English-language clinical trial (retrospective and prospective) publications, which assessed the roles of all CSF biomarkers, were included in our study only if they met the following criteria: (1) patients were living human beings diagnosed with PD2,33; (2) reported data for at least two groups (PD patients and healthy controls); and (3) available literature sources and necessary data (Supplementary Notes2). Quality assessment of the selected studies was performed using the Quality Assessment of Diagnostic Accuracy Studies 2 (QUADAS-2) with a score of 13 as the cut-off for methodological acceptability34.

Data analysis

Data were taken from the baseline of the prospective and cross-sectional studies included. Two investigators independently extracted the mean concentrations ± standard deviations (SD) of the CSF biomarkers and sample sizes from the selected studies as primary data. In addition, the investigators extracted demographic information (age, sex, country, education level, and body mass index [BMI]), clinical features of PD patients (e.g., duration of disease, mean Unified Parkinson’s Disease Rating Scale [UPDRS-III] score, mean Hoehn and Yahr scale, mean Mini-Mental State Examination [MMSE] score) and types of assays (enzyme-linked immunosorbent assay [ELISA] and non-ELISA). Disagreements were resolved through a careful discussion with a third reviewer (Professor Cong Shuyan).

Statistical analysis

All meta-analyses were performed through STATA 14.0 software (College Station, TX: StataCorp LP, 2013) using the random-effects model. Hedges’ g, which was obtained from the standardized mean differences (SMD) based on sample size and mean marker concentrations ± SD, was selected as the final effect size (ES). ES was adjusted for potential biases caused by small sample sizes. Analogous to Cohen’s d (Cohen J: Statistical Power Analysis for the Behavioral Sciences, 2013), ES estimates of >0.60, ≥0.30 and <0.60, and ≤0.30 were considered large, moderate, and small, respectively.

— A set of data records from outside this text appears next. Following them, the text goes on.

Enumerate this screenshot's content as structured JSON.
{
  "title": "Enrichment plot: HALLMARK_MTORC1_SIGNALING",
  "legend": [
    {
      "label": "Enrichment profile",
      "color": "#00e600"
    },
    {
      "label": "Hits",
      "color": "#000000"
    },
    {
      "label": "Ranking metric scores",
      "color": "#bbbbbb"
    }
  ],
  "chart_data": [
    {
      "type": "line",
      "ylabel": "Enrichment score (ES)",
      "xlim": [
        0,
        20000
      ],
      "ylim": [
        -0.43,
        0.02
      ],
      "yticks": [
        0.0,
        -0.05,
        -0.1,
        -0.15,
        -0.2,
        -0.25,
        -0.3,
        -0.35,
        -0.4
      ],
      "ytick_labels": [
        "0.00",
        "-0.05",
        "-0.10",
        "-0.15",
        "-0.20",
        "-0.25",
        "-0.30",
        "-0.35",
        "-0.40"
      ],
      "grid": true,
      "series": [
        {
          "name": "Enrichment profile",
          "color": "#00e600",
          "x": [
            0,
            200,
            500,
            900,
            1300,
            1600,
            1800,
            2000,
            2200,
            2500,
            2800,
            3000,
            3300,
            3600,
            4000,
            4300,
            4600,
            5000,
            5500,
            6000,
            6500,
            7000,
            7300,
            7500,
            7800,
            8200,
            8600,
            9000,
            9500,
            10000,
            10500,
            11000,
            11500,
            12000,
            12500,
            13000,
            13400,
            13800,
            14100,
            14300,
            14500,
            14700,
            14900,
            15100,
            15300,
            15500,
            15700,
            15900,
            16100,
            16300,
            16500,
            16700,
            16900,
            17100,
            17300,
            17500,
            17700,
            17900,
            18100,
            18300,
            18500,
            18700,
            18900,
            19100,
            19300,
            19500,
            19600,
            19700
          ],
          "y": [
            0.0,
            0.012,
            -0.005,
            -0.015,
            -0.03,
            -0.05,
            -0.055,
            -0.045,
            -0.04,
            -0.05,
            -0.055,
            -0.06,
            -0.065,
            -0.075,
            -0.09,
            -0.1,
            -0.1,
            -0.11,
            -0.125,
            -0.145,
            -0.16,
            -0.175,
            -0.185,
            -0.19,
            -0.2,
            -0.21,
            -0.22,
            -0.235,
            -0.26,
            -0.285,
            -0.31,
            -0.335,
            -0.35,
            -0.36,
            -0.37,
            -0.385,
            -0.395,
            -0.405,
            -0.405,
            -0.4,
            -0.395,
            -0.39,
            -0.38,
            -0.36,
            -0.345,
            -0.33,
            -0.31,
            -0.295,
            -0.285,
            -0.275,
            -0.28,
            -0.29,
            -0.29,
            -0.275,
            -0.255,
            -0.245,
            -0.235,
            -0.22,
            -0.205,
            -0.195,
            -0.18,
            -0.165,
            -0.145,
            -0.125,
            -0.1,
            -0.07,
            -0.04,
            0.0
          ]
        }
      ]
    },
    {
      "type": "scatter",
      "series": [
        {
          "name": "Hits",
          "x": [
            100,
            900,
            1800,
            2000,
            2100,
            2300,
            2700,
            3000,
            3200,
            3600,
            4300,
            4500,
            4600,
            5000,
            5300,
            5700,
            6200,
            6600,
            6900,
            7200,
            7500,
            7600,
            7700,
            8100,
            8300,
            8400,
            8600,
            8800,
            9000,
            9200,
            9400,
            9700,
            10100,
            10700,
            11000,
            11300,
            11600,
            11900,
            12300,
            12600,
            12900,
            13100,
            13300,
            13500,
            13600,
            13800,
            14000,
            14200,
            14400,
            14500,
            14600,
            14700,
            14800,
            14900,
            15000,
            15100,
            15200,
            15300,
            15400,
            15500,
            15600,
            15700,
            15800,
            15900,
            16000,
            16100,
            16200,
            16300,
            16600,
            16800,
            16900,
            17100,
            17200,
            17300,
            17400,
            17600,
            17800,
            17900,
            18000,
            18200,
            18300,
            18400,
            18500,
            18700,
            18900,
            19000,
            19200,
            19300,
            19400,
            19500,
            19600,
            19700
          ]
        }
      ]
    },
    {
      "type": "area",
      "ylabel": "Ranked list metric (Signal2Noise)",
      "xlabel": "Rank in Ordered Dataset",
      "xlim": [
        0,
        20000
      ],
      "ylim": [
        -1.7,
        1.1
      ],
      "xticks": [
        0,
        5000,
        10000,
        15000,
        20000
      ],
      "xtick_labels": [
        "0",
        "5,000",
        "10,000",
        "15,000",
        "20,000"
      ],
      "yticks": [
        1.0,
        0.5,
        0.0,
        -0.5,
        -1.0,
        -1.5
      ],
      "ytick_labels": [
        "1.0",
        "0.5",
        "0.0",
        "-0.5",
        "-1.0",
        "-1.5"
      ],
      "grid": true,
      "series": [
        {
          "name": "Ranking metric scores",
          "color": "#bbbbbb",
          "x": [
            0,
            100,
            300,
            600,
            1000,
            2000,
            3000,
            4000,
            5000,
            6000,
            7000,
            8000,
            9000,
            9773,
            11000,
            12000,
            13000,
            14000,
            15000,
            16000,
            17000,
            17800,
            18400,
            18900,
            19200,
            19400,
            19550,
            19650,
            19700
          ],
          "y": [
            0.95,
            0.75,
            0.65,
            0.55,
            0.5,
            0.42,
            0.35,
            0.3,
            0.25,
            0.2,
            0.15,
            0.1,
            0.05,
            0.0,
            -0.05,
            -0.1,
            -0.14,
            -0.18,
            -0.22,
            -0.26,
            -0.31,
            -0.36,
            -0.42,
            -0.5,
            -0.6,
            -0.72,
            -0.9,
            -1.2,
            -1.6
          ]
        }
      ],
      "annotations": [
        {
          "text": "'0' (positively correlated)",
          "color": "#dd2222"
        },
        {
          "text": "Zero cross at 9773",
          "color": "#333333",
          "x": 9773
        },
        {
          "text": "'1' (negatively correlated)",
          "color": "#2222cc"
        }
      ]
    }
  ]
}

The diagnostic accuracy of potential biomarkers was also evaluated by plotting the sensitivity and specificity from individual studies at various cut-off values to create a summary ROC curve. I2-statistics and Q test were performed to evaluate the heterogeneity between studies. The heterogeneity between eligible literature was divided into three categories (0.25, 0.50, and 0.75) that indicated low, moderate, and high heterogeneity levels, respectively35. Subgroup analysis was performed to clarify the potential sources of heterogeneity. Meta-regression analyses evaluated ES against potential confounding factors (e.g., clinical characteristics and age). Moreover, a sensitivity test was performed to check the stability of the results. Finally, Egger’s and Funnel tests were employed to check the publication bias of the selected studies. Two-sided P < 0.05 was defined as significant.